The decision to release the variety means that farmers will have access to the seed that will help them significantly reduce the number of sprays they currently apply to their crop from six to seven times to only two per cropping season and as a result realise better yield in quantity and quality.

It will also contribute to addressing the national cowpea demand deficit of about 500,000 tons and also improve the national productivity average of 350kg/hectare.

The Principal investigator of the project, Prof. Ishiyaku, said the newly released variety does not differ in any way from already existing cowpeas (beans) other than the improvements made.

Ishiyaku said the protein and nutrients content of variety ‘SAMPEA 20-T is the same as that of other conventional varieties; meaning that the Bt gene that was introduced into the variety has no negative influence on the nutritional composition of both grain and folder.

On economic benefit, he said: “The reduction in insecticide use will also benefit farmers economically. Instead of six to eight liters per hectare, farmers will only need two to three liters, saving them roughly N5,400  (about $15 US dollars), per hectare.

He said: “If just 1 million of the 3 million hectares of cowpea in Nigeria are converted to the GMO variety, the country’s farmers would save an estimated N16.2 billion ($45.2 million USD) annually on the cost of insecticides.

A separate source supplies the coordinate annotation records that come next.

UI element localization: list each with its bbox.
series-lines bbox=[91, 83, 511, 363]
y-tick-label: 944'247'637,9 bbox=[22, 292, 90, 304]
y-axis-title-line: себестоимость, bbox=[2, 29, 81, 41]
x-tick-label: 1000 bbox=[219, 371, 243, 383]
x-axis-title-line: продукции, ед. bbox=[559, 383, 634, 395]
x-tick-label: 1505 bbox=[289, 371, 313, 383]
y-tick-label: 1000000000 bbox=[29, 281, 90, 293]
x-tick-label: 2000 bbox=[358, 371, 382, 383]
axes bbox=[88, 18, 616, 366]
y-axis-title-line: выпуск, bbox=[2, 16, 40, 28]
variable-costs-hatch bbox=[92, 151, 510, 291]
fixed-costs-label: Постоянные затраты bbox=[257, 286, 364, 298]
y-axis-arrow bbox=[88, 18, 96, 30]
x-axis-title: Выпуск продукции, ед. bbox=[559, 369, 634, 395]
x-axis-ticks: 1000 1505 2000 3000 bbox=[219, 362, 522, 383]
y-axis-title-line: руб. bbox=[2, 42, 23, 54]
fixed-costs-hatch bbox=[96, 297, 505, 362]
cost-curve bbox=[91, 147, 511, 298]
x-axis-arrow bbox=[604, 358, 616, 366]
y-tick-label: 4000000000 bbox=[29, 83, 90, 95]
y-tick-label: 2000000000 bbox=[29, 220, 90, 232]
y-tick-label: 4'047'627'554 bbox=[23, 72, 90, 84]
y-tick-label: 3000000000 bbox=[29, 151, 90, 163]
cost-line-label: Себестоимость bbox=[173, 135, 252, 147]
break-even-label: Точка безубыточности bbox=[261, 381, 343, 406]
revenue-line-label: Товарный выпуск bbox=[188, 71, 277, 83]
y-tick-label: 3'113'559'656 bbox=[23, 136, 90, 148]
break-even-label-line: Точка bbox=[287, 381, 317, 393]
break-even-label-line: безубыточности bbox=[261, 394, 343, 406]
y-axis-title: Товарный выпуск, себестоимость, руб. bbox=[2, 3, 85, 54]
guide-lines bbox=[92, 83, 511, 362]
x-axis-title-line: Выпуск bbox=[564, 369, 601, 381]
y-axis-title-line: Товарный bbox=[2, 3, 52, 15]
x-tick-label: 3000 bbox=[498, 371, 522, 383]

Additionally, the new seeds are expected to increase yields 20 per cent, which could provide an economic boost of N48 billion ($133.9 million USD) annually.”

He said both the on-station and on-farm trials demonstrated the superiority of SAMPEA 20-T relative to local, recently released cowpea varieties and improved breeding lines tested.

“During the Multi-locational Advanced Yield Trials conducted across Nigeria’s agro-ecologies, researchers found SAMPEA 20-to have high stable grain yield across the test locations. The variety can yield up to 2.9 tons of beans per hectare, and over 3.0 tons of fodder per hectare.

“SAMPEA 20-T is high yielding, early maturing and resistant to Striga and Alectra, which are major constraints to cowpea production in most producing areas in Nigeria and other dry savanna regions,” he said.

While noting that Nigeria is the first country in Sub-Saharan Africa apart from South Africa to develop and release GM food crop, the Acting Director-General, National Biotechnology Development Agency (NABDA), Prof. Alex Akpa said it would help reduce the number of chemicals farmers spray six to seven times to only two times per cropping season and as a result realise better yield in quantity and quality.

“Our primitive agricultural practices are facing various challenges and from what we are seeing all over the world, science and technology holds the keys to overcoming these challenges”, he said.